We're having some problems with multiprocessing.Queue where the parent process ends up hanging with zombie children. The code is part of bitbake, the task execution engine behind OpenEmbedded/Yocto Project.
I've cut down our code to the pieces in question in the attached file. It doesn't give a runnable test case unfortunately but does at least show what we're doing. Basically, we have a set of items to parse, we create a set of multiprocessing.Process() processes to handle the parsing in parallel. Jobs are queued in one queue and results are fed back to the parent via another. There is a quit queue that takes sentinels to cause the subprocesses to quit.
If something fails to parse, shutdown with clean=False is called, the sentinels are sent. the Parser() process calls results.cancel_join_thread() on the results queue. We do this since we don't care about the results any more, we just want to ensure everyting exits cleanly. This is where things go wrong. The Parser processes and their queues all turn into zombies.
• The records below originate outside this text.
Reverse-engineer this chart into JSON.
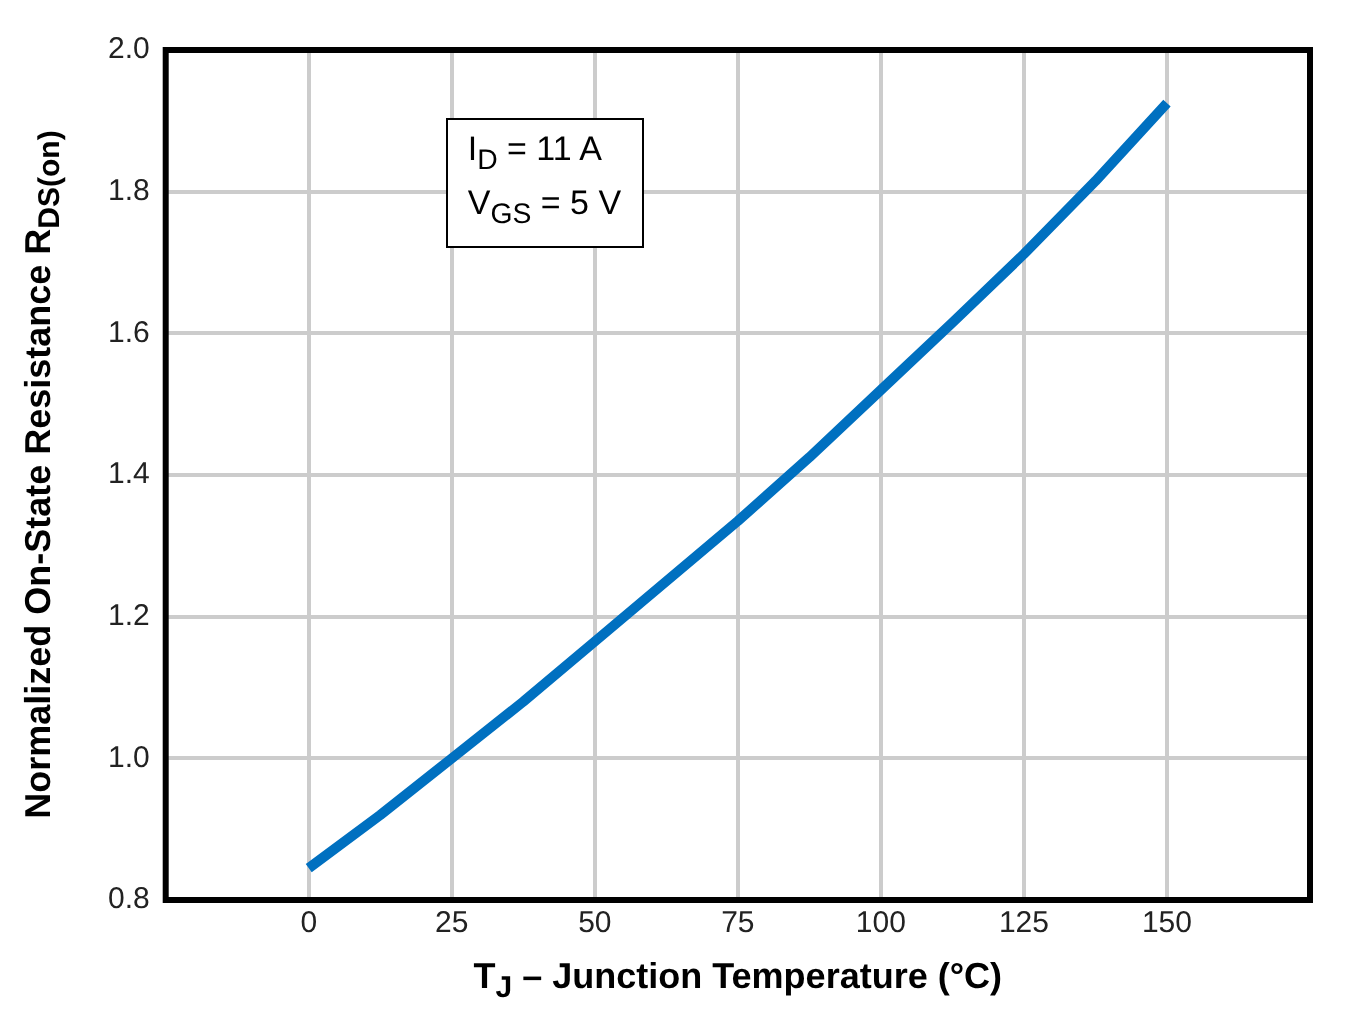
{
  "chart_data": {
    "type": "line",
    "xlabel": "T$_{J}$ – Junction Temperature (°C)",
    "ylabel": "Normalized On-State Resistance R$_{DS(on)}$",
    "annotations": [
      "I$_{D}$ = 11 A",
      "V$_{GS}$ = 5 V"
    ],
    "series": [
      {
        "color": "#0070c0",
        "x": [
          0,
          12.5,
          25,
          37.5,
          50,
          62.5,
          75,
          87.5,
          100,
          112.5,
          125,
          137.5,
          150
        ],
        "values": [
          0.845,
          0.92,
          1.0,
          1.08,
          1.165,
          1.25,
          1.335,
          1.425,
          1.52,
          1.615,
          1.712,
          1.815,
          1.925
        ]
      }
    ],
    "xlim": [
      -25,
      175
    ],
    "xticks": [
      0,
      25,
      50,
      75,
      100,
      125,
      150
    ],
    "ylim": [
      0.8,
      2.0
    ],
    "yticks": [
      0.8,
      {
        "value": 1,
        "label": "1.0"
      },
      1.2,
      1.4,
      1.6,
      1.8,
      {
        "value": 2,
        "label": "2.0"
      }
    ],
    "grid": true,
    "legend": false,
    "marker": "none",
    "line_style": "solid"
  }
}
The parent process ends up stuck in self.result_queue.get(timeout=0.25) inside shutdown().
strace shows its acquired the locks and is doing a read() on the os.pipe() it created. Unfortunately since the parent still has a write channel open to the same pipe, it hangs indefinitely.
If I change the code to do:
self.result_queue._writer.close()
while True:
try:
self.result_queue.get(timeout=0.25)
except (queue.Empty, EOFError):
break
i.e. close the writer side of the pipe by poking at the queue internals, we don't see the hang. The .close() method would close both sides.
We create our own process pool since this code dates from python 2.x days and multiprocessing pools had issues back when we started using this. I'm sure it would be much better now but we're reluctant to change what has basically been working. We drain the queues since in some cases we have clean shutdowns where cancel_join_thread() hasn't been used and we don't want those cases to block.
My question is whether this is a known issue and whether there is some kind of API to close just the write side of the Queue to avoid problems like this?
|